A booming economy and dwindling supply of homes for sale translated into a record year for Houston’s residential market.

Sales of single-family homes shot up 17.4 percent to 73,232 in 2013, The Houston Association of Realtors says in its latest monthly report.

That surpasses the previous annual high set in 2006, when 72,376 homes were sold across the region.

People are moving here for jobs – the Houston region created more than 86,000 last year – and they’re buying homes. The realty group’s stats show that is pushing inventory down and driving up prices.

The median home price hit $180,000 in 2013, up 9.4% over the $164,500 reported in 2012.

Houston ended the year setting all sorts of records for single-family home sales. Here are the some highlights:

Highest median sales price for a December.

  • The median price rose to $188,500 in December, up 10.9% over the Dec. 2012 median of $170,000. The median peaked at $192,410 in June.

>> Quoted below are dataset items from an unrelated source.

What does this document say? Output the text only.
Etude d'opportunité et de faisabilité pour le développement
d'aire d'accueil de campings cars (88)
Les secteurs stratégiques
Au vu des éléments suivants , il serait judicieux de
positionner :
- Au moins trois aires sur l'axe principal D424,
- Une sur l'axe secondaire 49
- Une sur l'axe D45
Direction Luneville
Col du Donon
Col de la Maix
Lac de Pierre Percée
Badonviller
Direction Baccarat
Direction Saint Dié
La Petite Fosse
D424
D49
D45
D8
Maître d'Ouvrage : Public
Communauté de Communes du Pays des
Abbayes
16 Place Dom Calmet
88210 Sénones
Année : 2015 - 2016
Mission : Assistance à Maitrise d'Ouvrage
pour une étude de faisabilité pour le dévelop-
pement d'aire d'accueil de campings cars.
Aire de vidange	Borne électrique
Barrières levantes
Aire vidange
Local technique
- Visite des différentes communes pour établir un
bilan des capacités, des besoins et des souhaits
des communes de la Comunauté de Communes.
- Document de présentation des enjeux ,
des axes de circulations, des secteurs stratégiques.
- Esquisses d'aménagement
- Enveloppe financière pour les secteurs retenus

Highest average sales price for a December.

  • The average price rose to $265,017, up 10.3% from $240,326 in December of 2012.

Lowest inventory on record.

  • The supply of houses on the market shrank to 2.6 months, meaning that’s how long it would take to sell everything on the market at the current pace. That’s down from 3.7 months in Dec. 2012 and 5.8 months in Dec. 2011. In a balanced market, inventory is about six months.

Larry Martin of Larry Martin Real Estate Services, who sells homes in the West University Place, Bellaire and Braes Heights areas, shared his outlook for 2014.

“I think its going to be pretty much more of the same unless something dramatic happens with interest rates,” Martin said. “That makes more inventory pop up because there’s less buyers.”

Will the prices continue to rise?

“It’s all about supply and demand,” Martin said. “If there’s not enough houses, they’re going to keep going up.”